Mari got off the bus, dizzy and disoriented after the three-hour ride. It was warm in the sun, but there was a cool breeze. She stretched her arms and neck. Tall trees everywhere—oaks, maples, and pines, and many she didn’t know the names of. Several unpainted wooden buildings encircled an open, grassy area. In the distance, Mari could see a large lake reflecting thick woods and the blue sky.
She held her bundle tightly as the counselor called out names and organized the girls in small groups. Mari was in the Emma Lazarus Bunk. It looked like a broken down shed where really poor people lived. Even Mari wasn’t that poor. Had she made a terrible mistake coming here? A week in the country. But this was nothing like the Campfire Girls books.
Everyone changed into shorts and went to a big wooden community house to eat. It smelled awful. Worse than the cafeteria at school. Mari always brought her own lunch to school, afraid of getting sic
k if she ate what someone else had prepared. Use separate plates, cups, and silverware, so the germs don’t spread. That’s what the doctor said when Papa was sick.

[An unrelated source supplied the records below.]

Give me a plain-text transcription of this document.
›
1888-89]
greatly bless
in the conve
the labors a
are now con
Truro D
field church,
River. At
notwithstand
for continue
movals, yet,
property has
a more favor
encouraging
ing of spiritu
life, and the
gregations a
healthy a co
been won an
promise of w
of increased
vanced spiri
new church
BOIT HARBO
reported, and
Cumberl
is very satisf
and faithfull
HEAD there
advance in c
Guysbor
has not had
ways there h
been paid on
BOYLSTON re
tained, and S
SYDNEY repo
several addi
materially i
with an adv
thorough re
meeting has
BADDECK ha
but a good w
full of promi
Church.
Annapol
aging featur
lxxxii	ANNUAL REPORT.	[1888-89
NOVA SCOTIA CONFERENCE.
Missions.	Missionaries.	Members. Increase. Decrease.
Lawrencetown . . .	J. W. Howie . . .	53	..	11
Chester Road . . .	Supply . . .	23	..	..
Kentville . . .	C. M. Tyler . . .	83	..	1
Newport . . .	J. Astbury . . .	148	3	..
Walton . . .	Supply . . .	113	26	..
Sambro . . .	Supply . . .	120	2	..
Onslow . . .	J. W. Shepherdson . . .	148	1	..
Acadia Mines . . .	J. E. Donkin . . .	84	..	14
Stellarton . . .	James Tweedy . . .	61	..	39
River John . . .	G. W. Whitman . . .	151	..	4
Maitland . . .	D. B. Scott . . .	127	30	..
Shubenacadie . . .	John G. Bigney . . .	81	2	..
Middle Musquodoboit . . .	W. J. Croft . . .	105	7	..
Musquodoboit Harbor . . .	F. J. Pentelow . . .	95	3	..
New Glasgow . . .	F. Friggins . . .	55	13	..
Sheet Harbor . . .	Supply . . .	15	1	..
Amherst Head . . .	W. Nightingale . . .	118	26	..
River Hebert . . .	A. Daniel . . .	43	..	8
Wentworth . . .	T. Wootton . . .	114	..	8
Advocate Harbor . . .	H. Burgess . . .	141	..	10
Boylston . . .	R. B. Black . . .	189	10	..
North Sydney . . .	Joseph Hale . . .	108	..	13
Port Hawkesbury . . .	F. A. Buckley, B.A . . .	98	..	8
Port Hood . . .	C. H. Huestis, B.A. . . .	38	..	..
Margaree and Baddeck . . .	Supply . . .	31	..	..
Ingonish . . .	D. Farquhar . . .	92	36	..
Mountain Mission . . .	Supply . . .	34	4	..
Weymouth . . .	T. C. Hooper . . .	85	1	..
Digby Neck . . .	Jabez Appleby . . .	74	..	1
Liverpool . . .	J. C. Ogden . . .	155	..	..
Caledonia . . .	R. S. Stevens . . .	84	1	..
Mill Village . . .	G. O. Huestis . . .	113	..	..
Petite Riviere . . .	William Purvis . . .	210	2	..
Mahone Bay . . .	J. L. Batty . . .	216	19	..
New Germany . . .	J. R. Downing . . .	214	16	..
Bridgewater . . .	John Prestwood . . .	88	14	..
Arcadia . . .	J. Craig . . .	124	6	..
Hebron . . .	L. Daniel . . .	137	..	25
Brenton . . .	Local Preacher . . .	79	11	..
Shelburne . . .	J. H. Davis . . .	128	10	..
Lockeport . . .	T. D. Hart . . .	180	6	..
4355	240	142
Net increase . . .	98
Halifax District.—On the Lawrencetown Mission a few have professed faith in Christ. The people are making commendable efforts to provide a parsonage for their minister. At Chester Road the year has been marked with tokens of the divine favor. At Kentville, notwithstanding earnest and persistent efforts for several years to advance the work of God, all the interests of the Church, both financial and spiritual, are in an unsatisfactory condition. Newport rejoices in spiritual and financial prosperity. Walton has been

She sat at a picnic-style table with two other girls. She said hi, but the girls ignored her. Everyone seemed to know each other. Mari picked at the grayish green beans on her plate. She felt sick inside.
Grownups were making speeches, welcoming everyone to camp. In a corner of the room was a bust of Lenin, bearded and stern, like the poster in the classroom at the Arbeter Ring. It was the only thing familiar to her.
She sensed a change in the energy around her. The boys and girls were touching each other’s arms, whispering and gesturing.
A tall, narrow boy with a jumble of blond hair marched to the front of the room, head high, shoulders back. Golden legs extended beneath his khaki shorts.
Several of other boys cat-whistled and began to chant. “Yitzy. Yitzy.”
The girls joined in, banging their hands against the wood tabletops. “Yitzy, Yitzy.”
The boy turned to face the group. He was probably fourteen or so. She could see that he didn’t shave yet. With his upturned nose and blond hair, he didn’t look anything like the other boys she knew. Was he Jewish? If not, what was he doing here?
He frowned at the boys and girls, his hooded eyelids making him look half asleep.
“Yitzy, Yitzy,” everyone chanted.
Suddenly the boy smiled widely, waking up his face with shiny white teeth. He nodded, raised his pointer finger and began to sing in the sweetest voice Mari had ever heard.
Arise ye workers from your slumbers,
Arise ye prisoners of want
For reason in revolt now thunders,
And at last ends the age of cant.
The Internationale. The song of the Socialist movement.
Her father once sang it.
The other boys and girls joined in, locking arms and rocking from side to side. Mari got goosebumps. She wasn’t alone.